Use video consultations, not async-only: Some startups tried questionnaire-based prescribing with no audio/video contact. Bad idea. A Mississippi doctor had his license suspended in 2023 for prescribing Ozempic through instant messaging with no exam. State boards view this as failing to establish a proper patient relationship. At minimum, do a live video visit for initial weight-loss prescriptions.
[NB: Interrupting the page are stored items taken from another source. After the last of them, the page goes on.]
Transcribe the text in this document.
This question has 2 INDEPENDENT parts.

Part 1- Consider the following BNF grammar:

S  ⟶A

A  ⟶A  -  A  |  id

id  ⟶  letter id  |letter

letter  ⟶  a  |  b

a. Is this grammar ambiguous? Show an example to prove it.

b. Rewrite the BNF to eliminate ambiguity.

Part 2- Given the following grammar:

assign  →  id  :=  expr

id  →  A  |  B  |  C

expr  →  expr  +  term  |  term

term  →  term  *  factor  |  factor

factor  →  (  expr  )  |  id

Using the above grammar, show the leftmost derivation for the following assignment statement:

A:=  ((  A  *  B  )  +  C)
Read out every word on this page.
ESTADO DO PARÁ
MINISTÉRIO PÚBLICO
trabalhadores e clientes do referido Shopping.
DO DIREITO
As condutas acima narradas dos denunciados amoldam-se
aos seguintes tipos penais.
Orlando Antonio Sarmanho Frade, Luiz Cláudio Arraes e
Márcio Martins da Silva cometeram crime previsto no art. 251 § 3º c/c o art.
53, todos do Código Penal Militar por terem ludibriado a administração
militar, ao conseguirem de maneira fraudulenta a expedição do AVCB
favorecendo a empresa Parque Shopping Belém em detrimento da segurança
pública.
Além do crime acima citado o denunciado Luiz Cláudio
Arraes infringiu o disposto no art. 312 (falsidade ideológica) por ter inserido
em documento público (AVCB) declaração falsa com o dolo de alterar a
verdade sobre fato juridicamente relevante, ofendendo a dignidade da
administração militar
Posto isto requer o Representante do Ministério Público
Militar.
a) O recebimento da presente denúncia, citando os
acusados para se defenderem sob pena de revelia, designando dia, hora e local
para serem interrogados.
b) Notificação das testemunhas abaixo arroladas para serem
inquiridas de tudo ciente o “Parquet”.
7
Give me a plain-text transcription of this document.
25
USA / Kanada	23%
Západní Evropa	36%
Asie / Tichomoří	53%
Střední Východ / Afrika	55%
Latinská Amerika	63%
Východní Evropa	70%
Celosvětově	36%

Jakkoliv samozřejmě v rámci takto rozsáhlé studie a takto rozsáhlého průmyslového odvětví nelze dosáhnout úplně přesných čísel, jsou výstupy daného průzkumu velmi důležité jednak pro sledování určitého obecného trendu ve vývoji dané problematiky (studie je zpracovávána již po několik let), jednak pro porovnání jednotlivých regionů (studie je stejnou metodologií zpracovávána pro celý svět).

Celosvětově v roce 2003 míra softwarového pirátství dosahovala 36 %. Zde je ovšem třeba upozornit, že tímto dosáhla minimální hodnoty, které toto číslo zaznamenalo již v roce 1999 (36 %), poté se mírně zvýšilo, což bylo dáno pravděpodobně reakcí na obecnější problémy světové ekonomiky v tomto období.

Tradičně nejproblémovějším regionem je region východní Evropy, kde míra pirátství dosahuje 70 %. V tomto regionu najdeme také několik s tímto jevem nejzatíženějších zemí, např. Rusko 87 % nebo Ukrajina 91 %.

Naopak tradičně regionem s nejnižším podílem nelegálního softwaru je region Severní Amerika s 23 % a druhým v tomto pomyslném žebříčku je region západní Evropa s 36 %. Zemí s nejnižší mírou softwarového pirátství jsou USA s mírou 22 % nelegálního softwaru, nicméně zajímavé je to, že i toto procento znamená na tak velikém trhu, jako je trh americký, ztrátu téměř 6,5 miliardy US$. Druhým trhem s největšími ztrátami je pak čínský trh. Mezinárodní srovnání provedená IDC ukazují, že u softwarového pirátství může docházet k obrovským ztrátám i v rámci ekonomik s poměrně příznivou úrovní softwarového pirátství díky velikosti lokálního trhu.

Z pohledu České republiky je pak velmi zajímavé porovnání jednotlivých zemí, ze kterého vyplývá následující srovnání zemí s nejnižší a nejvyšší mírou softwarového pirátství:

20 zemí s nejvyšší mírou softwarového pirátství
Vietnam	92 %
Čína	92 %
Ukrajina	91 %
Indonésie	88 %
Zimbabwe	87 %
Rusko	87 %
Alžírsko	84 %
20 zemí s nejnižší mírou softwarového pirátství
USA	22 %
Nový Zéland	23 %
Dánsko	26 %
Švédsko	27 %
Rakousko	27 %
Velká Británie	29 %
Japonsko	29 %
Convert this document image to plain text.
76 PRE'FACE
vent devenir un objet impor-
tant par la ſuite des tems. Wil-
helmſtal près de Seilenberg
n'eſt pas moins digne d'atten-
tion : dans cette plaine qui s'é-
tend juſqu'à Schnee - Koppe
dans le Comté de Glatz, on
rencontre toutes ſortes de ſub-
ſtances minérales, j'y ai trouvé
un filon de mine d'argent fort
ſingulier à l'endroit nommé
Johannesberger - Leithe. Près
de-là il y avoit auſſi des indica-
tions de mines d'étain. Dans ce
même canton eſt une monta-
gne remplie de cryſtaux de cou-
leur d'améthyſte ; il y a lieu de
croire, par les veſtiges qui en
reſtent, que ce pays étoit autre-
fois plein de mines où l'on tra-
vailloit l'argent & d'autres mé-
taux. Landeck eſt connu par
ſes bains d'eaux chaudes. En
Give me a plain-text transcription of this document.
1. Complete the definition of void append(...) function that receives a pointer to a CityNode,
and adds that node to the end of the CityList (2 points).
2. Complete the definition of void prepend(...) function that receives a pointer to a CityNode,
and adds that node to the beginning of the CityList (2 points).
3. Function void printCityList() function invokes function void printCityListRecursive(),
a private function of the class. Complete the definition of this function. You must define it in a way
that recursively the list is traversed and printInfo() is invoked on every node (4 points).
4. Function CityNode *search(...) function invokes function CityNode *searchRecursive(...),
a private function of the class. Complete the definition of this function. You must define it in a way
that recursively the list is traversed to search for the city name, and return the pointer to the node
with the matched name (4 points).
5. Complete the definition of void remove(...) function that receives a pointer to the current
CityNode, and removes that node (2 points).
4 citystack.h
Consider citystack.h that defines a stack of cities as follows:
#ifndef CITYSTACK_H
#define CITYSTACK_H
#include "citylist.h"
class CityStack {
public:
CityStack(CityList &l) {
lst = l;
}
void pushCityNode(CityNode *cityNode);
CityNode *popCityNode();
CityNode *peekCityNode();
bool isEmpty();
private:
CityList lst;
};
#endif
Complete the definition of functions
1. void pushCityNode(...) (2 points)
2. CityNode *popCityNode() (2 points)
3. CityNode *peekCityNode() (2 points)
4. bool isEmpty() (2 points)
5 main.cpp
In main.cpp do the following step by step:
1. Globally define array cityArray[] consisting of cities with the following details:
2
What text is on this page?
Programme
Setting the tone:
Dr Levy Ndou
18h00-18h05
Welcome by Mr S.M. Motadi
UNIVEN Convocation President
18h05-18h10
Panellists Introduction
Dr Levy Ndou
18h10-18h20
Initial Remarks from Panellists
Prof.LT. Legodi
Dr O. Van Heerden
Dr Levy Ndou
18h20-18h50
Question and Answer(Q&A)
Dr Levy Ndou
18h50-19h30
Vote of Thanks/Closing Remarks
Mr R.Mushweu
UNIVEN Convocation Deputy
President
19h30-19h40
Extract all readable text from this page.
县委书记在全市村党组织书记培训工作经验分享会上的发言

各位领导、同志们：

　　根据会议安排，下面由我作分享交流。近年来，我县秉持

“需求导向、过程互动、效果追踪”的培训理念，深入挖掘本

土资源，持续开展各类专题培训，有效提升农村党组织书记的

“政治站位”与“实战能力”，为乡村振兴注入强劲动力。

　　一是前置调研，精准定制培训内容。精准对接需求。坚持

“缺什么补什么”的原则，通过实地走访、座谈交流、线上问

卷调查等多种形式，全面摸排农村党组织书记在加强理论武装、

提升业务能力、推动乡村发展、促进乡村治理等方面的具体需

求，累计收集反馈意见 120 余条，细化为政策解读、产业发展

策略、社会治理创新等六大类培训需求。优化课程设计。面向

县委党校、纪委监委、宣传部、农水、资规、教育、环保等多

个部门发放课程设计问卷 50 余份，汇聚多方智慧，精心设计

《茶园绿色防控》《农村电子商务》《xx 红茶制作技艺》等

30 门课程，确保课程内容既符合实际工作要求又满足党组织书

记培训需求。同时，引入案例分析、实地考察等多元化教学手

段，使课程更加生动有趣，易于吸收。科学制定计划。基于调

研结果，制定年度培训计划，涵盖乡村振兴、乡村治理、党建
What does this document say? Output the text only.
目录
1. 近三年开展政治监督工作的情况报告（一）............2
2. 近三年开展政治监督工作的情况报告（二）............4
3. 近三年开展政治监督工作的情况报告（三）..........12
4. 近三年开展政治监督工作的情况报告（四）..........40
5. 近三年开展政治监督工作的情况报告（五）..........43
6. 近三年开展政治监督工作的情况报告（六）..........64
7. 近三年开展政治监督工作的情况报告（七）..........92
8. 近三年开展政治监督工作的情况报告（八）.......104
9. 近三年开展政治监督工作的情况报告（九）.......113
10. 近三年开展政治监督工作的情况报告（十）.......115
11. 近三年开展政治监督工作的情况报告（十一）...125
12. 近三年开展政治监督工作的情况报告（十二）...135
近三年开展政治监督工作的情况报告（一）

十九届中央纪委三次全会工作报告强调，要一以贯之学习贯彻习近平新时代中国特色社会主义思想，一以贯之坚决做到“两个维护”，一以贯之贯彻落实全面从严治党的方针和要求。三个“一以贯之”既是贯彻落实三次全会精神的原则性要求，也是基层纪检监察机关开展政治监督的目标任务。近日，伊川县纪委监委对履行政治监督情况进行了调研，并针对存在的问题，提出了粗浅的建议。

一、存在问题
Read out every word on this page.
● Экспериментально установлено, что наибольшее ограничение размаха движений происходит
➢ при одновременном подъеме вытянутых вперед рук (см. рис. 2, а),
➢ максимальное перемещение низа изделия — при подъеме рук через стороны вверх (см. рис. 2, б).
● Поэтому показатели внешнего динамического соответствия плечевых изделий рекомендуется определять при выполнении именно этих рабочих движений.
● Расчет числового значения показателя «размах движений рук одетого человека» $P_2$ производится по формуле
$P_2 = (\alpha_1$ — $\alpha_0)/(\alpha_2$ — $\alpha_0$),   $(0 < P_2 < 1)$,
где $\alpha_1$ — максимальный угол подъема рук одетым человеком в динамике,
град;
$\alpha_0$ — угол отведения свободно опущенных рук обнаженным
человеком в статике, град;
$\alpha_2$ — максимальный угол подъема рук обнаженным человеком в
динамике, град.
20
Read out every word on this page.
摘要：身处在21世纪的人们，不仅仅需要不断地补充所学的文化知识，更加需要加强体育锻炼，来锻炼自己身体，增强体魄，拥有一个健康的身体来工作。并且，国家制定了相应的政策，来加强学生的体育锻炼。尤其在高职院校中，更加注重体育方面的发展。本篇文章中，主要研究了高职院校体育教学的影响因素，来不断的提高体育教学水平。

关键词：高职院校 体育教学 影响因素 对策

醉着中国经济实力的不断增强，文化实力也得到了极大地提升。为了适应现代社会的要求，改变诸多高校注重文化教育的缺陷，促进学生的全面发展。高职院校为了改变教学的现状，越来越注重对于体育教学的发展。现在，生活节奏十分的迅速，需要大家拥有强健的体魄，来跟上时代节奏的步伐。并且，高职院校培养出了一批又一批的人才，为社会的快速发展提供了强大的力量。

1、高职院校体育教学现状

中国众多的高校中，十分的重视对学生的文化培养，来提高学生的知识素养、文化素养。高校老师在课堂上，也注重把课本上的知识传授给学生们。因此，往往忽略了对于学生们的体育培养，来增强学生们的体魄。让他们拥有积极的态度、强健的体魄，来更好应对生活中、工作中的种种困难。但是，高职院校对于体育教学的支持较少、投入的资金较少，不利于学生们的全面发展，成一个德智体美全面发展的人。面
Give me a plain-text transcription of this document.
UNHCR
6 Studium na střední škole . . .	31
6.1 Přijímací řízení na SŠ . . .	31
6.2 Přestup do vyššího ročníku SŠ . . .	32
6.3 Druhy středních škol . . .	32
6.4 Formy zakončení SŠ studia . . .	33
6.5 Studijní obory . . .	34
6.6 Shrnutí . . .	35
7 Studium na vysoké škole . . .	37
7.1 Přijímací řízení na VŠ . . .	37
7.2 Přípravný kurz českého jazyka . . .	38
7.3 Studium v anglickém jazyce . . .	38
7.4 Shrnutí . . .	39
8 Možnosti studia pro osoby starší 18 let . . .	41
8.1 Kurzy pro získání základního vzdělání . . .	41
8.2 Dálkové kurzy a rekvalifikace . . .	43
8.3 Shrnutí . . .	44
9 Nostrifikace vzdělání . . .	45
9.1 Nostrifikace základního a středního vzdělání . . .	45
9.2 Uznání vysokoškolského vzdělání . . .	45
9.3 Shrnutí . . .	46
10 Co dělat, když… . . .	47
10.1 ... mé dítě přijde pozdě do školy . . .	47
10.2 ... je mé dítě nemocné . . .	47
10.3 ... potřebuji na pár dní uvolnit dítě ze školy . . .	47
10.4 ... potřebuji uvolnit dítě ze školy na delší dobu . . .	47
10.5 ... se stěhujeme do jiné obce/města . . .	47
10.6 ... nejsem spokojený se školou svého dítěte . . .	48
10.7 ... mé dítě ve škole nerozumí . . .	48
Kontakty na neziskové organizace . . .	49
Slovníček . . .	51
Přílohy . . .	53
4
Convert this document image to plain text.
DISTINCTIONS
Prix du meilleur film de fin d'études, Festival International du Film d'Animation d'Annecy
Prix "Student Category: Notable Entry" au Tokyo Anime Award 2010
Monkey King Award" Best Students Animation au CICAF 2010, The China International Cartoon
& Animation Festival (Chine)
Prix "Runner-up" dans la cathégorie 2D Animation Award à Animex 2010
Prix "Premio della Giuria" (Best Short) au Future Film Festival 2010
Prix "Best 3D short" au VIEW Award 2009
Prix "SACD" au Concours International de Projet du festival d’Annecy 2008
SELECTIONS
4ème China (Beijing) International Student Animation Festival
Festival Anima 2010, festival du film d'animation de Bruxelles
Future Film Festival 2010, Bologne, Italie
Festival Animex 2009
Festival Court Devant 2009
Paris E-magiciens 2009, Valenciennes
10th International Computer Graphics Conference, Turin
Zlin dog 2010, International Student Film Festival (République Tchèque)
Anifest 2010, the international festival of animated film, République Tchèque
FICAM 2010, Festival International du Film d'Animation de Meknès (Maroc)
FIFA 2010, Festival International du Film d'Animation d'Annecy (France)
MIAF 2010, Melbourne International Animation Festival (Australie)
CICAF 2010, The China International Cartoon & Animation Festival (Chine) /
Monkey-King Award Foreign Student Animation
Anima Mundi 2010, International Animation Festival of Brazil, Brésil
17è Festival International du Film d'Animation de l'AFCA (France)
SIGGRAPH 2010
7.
Check state PDMPs: Almost all states require checking the Prescription Drug Monitoring Program before prescribing controlled substances. Florida mandates E-FORCSE checks before every controlled Rx. Texas requires PMP checks for opioids, benzos, etc.; checking for phentermine is best practice. Ensure your telehealth platform integrates PMP access or you’ll be manually querying state databases.
Document thoroughly: States like Florida and New Jersey require detailed documentation (BMI calculation, discussion of risks/benefits, lifestyle counseling provided, informed consent signed). If you’re audited, your chart must prove you met the standard of care remotely.
Follow-up schedules: Florida wants every-3-month visits. Virginia wants monthly initially. If you can’t guarantee patients will return for follow-ups, some states consider it substandard care. Telehealth scheduling systems should auto-book follow-ups to maintain compliance.
Out-of-State Licensure
One more wrinkle: to prescribe via telehealth to patients in another state, you generally need a medical license in that state. Interstate compacts help (IMLC for MDs, eNLC for NPs), but not all states participate. If you’re seeing patients across multiple states, credentialing becomes a significant cost and administrative burden.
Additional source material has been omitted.